Les sommets des hautes montagnes qu’on retrouve aux alentours du Désert de Gobi sont habités depuis plusieurs décennies par le léopard des neiges. Ce félin plutôt rare et insaisissable peu pesé jusqu’à 40 kg. Il est en effet le plus grand membre de la famille des félins qui habitent la Mongolie. Les léopards des neiges habitent également les régions de hautes montagnes de l'Altaï mongol et plusieurs endroits de  Khangai. Il semble que l’espèce des léopards des neiges est en déclin en Mongolie, probablement à cause du braconnage et de la réduction des proies telles que les mouflons et les bouquetins. L’Union Mondiale de Conservation catégorisent les léopards des neiges qui habitent en Mongolie comme espèces menacées par leur environnement naturel. À l’heure actuelle, certains chercheurs estiment qu'il y a entre 500 et 1700 léopards des neiges qui habitent en Mongolie. La principale menace pour les léopards des neiges demeure, depuis plusieurs années, la présence croissante de la population humaine. En Mongolie, le léopard des neiges font concurrence avec les humains et leur bétail, autant au niveau de l'espace vital et que pour leur approvisionnement alimentaire. Les marmottes font partie intégrale de l’alimentation des léopards des neiges. Les marmottes qui sont donc l’aliment de base dans leur alimentation, surtout au cours de l'été, sont maintenant largement chassées par les humains pour l’huile, la viande et les peaux que les marmottes peuvent leur procurer. Quand il n’y a pas beaucoup de marmottes ou si elles ne sont plus disponibles, les léopards des neiges sont plus poussés à attaquer le bétail des éleveurs oeuvrant près de leur territoire.
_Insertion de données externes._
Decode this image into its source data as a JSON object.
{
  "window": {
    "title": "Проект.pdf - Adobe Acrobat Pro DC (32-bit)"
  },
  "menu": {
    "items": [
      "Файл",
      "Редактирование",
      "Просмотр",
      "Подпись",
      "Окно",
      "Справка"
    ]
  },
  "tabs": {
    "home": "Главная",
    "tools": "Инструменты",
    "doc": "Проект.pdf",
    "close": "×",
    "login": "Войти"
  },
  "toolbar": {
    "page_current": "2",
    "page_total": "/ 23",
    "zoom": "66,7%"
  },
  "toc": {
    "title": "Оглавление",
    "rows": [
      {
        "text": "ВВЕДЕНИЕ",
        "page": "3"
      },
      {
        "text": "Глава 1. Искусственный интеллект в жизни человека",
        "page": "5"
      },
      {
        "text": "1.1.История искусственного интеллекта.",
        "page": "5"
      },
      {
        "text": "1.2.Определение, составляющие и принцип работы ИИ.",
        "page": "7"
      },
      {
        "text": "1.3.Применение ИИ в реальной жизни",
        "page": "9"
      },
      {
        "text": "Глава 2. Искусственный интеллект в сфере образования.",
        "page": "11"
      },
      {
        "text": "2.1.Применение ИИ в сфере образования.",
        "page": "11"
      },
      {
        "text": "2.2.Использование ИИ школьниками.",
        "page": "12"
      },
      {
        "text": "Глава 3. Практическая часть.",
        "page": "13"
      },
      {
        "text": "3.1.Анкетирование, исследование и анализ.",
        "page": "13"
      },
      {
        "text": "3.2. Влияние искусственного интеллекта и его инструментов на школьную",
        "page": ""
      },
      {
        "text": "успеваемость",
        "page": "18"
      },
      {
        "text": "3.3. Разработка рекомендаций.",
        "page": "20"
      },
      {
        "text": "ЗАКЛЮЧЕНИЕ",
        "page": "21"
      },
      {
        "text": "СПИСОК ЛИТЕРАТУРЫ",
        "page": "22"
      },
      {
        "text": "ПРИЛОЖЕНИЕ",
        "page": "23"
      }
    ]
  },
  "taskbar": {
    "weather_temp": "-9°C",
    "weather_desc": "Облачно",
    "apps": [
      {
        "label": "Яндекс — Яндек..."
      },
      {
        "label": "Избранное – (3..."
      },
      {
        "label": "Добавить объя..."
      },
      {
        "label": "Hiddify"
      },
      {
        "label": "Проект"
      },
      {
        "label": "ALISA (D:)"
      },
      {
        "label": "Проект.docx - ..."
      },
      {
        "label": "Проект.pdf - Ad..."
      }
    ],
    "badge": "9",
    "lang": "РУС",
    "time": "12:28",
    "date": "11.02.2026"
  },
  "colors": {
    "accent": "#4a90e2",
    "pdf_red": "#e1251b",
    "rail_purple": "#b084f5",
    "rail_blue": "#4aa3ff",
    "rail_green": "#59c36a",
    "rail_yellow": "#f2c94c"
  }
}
Au cours des cinq dernières années, la situation s'est détériorée de façon plus inquiétante.

Les Bouquetins Asiatiques
(Capra sibirica)

En Mongolie, on retrouve également les bouquetins, une espèce de chèvre de montagne sauvage qui vit en général dans certaines zones de la Mongolie et de l'Asie centrale. Elles s’installent souvent dans les rochers raides ou les températures sont extrêmement froides. On retrouve les bouquetins à plusieurs endroits similaires aux léopards des neiges. Notamment ils sont répandus dans l'Altaï mongol, l’Altaï du Désert de Gobi, les régions du Khangaï, et dans les montagnes de la zone qui entoure le lac Khuvsgul. Les mâles grandissent de façon énorme, et leurs cornes courbées prennent souvent une ampleur incroyable allant jusqu’à 60 centimètres chez les bouquetins les plus âgés. Les sabots abordent une forme assez particulière qui font de lui un des meilleurs grimpeurs des montagnes de la Mongolie. Grâce à ces sabots, ils peuvent fréquemment monter dans les falaises très escarpées. La barbe des bouquetins est aussi spectaculaire que leurs sabots, de par sa couleur, et leur dos argentés permet de les distinguer. Ils possèdent également un pelage brun foncé grâce auquel ils peuvent se camoufler dans les forêts. Les bouquetins se nourrissent de lichens, de graminées et de petits arbustes. Une des principales menaces qui existent  dans l’enjeu de la survie de l’espèce s’avère le braconnage, en raison de l’intérêt des humains pour les cornes des bouquetins qui leur servent de trophées. Les bouquetins sont également menacés par les prédateurs naturels comme les aigles et les loups qui s’en servent au sein de leur alimentation.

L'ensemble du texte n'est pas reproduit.